The drama of the tale is especially quaint. There he sat, minding his own business and, seemingly uninvited, someone whom, of course, he cannot see, spreads mud on his face. Having been made dirty, he is told to go to the Pool of Siloam to wash. We aren’t told if he expected the result of the action. We can imagine his posture at the side of the pool. He may have knelt on the pavement with his stick by his side. He might have been bent over the water as he splashed it up onto his face, rubbing a little to loosen the mud as it dried. As it flaked away, bits would have fallen into the pool and dissolved into the water. His eyes opened. Perhaps, the first thing he saw in his life was his own reflection in the waters of the pool as it rippled from his disturbance of the water. He, “came back able to see.” And, then, a life spent in simple darkness became very complex. All of a sudden he was an interesting person.

We are not told who took the sighted man to the Pharisees, but, some busy body thought the Pharisees ought to know, what with the healing being on the Sabbath and all. There was no awe. There was no glory given and no Thanksgivings. There was only questioning and accusations. The sighted man found himself defending the giver of the gift to upholders of the law whose hearts were closed. The focus was on the doer of the miracle, who he was, and the source of his power. The sighted man’s frustration is palpable. “Here is an astonishing thing.” He did not back down from the intense interrogation.
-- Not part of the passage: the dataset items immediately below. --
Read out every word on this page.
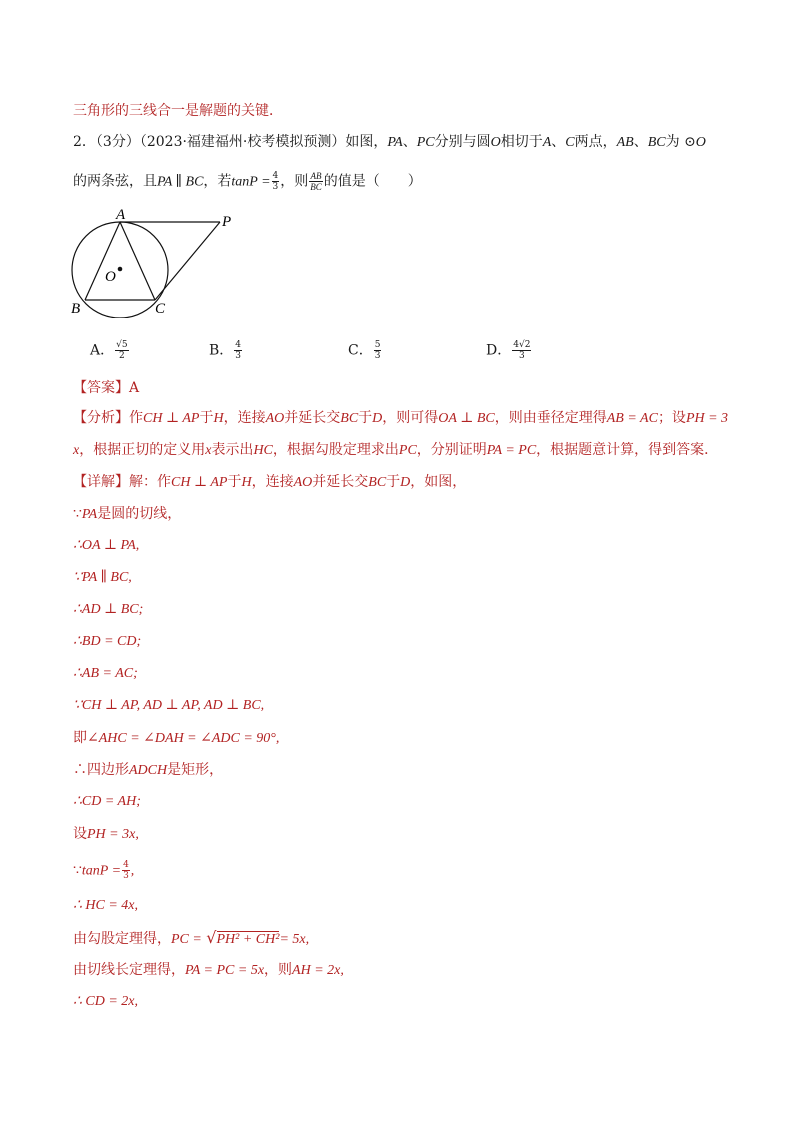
三角形的三线合一是解题的关键．
2．（3分）（2023·福建福州·校考模拟预测）如图，PA、PC分别与圆O相切于A、C两点，AB、BC为 ⊙O
的两条弦，且PA ∥ BC，若$\tan P = \frac{4}{3}$ ，则 $\frac{AB}{BC}$ 的值是（　　）
A	P
O
B	C
A． $\frac{√5}{2}$	B． $\frac{4}{3}$	C． $\frac{5}{3}$	D． $\frac{4√2}{3}$
【答案】A
【分析】作CH ⊥ AP于H，连接AO并延长交BC于D，则可得OA ⊥ BC，则由垂径定理得AB = AC；设PH = 3
x，根据正切的定义用x表示出HC，根据勾股定理求出PC，分别证明PA = PC，根据题意计算，得到答案．
【详解】解：作CH ⊥ AP于H，连接AO并延长交BC于D，如图，
∵PA是圆的切线，
∴OA ⊥ PA,
∵PA ∥ BC,
∴AD ⊥ BC;
∴BD = CD;
∴AB = AC;
∵CH ⊥ AP, AD ⊥ AP, AD ⊥ BC,
即∠AHC = ∠DAH = ∠ADC = 90°,
∴四边形ADCH是矩形，
∴CD = AH;
设PH = 3x,
∵tanP = $\frac{4}{3}$ ,
∴ HC = 4x,
由勾股定理得，PC = √PH² + CH²= 5x,
由切线长定理得，PA = PC = 5x，则AH = 2x,
∴ CD = 2x,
We are not told about the time taken up by this story. We don’t know if a few hours passed between the healing and the next encounter with the healer. There was time for the news to travel through the city streets. The sighted man is driven from the synagogue. Jesus hears about it and comes searching,…”and, when he found him, he said,’Do you believe in the Son of Man?'” The revelation is now complete with the answer, “Lord, I believe.” The relationship of the Son of Man and the man newly sighted is profoundly personal. The healing set the healed apart from the crowd, from the synagogue, and, even from his parents. But, he had all that he needed and, “he worshipped him.” God incarnate had revealed love and mercy and peace.

We live within that incarnation and there are moments in our frenetic lives when that same love and mercy and peace break through. Michaelangelo spoke of the art of sculpture as the removal of the marble, chip by chip, which encloses the form already residing within the stone. We, too, are encased by stone made up of sins large and small, of commission and omission. God has given us the grace through Christ to chisel away the impurities and the season of Lent as a time marked to search for the true self which lives within the stone. “Sleeper, awake!” Blind man, see! Hannah, be glad!
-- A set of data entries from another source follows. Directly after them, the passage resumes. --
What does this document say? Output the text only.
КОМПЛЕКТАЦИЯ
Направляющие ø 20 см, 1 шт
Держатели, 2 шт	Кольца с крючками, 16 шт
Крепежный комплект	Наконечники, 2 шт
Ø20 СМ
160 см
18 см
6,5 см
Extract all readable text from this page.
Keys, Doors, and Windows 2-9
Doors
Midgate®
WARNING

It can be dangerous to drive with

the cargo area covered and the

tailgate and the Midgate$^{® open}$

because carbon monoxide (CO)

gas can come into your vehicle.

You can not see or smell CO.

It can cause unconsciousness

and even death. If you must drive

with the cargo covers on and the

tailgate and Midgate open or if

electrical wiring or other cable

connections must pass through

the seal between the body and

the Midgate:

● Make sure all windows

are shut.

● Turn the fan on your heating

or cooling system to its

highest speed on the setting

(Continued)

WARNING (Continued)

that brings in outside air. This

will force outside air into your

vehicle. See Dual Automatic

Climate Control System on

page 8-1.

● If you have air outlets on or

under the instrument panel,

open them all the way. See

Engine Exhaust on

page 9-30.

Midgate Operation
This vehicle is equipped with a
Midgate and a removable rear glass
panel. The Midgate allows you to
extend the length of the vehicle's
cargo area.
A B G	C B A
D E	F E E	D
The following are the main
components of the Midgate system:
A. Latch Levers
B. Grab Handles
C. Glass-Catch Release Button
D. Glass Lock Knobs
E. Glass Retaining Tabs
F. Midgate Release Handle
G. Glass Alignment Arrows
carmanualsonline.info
Hannah is touched by God and goes home to a meal with her husband. A man born blind is cured and accepts the miracle with the simplicity of a faith which does not question. A child is able to pray for mercy for a brother who caught the large fish which lies on a platter in the middle of the supper table and who, therefore, is guilty of murder. A child wiggles through all of the readings in the darkened church during an Easter Vigil. And, then, the altar bells ring, the glorias are sung, there is illumination, and the child cries out, “JESUS IS BACK.” “You don’t need to leave the light on tonight, mother. God can find me in the dark.” “Why does God have his own house? Can’t we take him home with us?”
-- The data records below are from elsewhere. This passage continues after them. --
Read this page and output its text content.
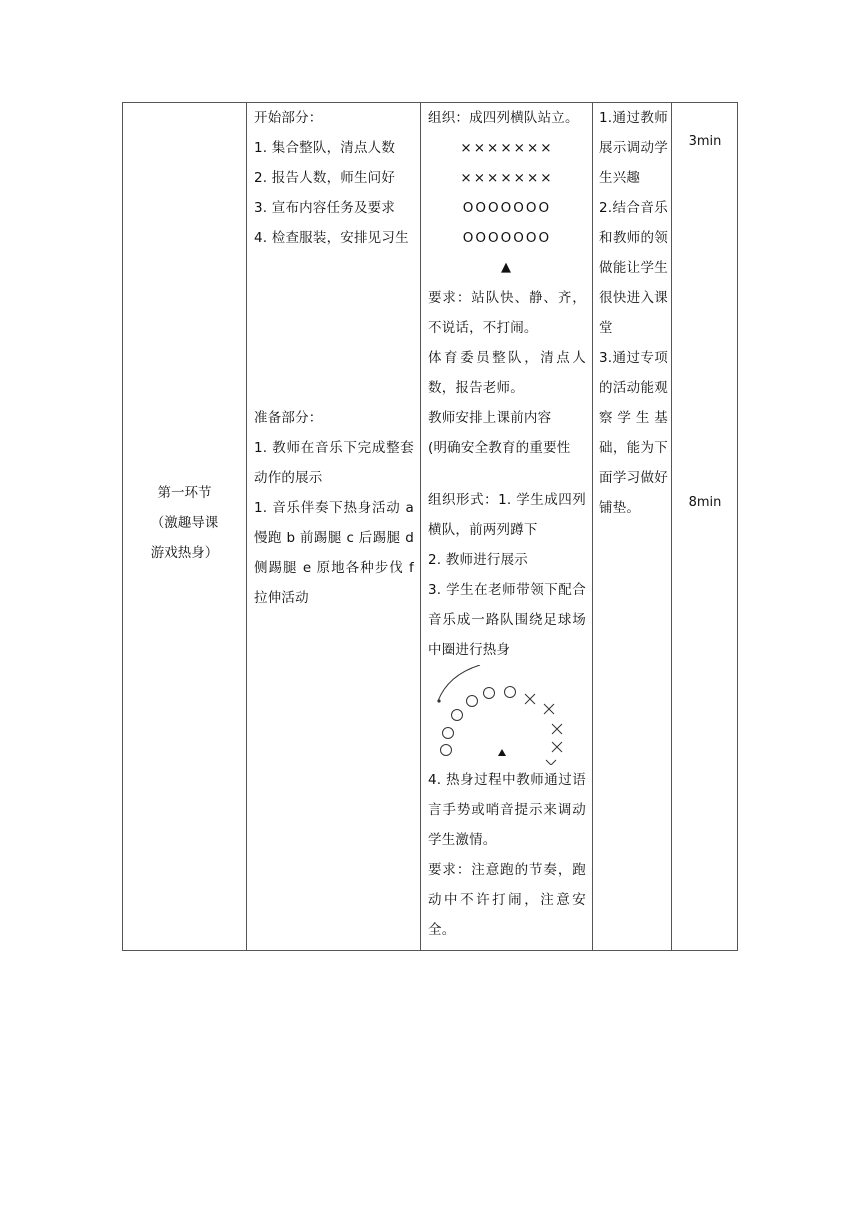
第一环节
（激趣导课
游戏热身）

开始部分：

1. 集合整队，清点人数

2. 报告人数，师生问好

3. 宣布内容任务及要求

4. 检查服装，安排见习生

准备部分：

1. 教师在音乐下完成整套动作的展示

1. 音乐伴奏下热身活动 a 慢跑 b 前踢腿 c 后踢腿 d 侧踢腿 e 原地各种步伐 f 拉伸活动

组织：成四列横队站立。

×××××××

×××××××

OOOOOOO

OOOOOOO

▲

要求：站队快、静、齐，不说话，不打闹。

体育委员整队，清点人数，报告老师。

教师安排上课前内容

(明确安全教育的重要性

组织形式：1. 学生成四列横队，前两列蹲下

2. 教师进行展示

3. 学生在老师带领下配合音乐成一路队围绕足球场中圈进行热身

4. 热身过程中教师通过语言手势或哨音提示来调动学生激情。

要求：注意跑的节奏，跑动中不许打闹，注意安全。

1.通过教师展示调动学生兴趣

2.结合音乐和教师的领做能让学生很快进入课堂

3.通过专项的活动能观察学生基础，能为下面学习做好铺垫。

3min
8min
Lord, make us ever mindful of your presence. Fill our emptiness as you did that of Hannah.. Give us the grace to have hearts illumined as are the hearts of children. Strengthen us to live as children of the light with a new vision. Let that vision see your presence in all the moments of our lives. Let not the stone be hard, nor, found hollow. And, then, at the end of life, grant us the final, glorious revelation. Amen.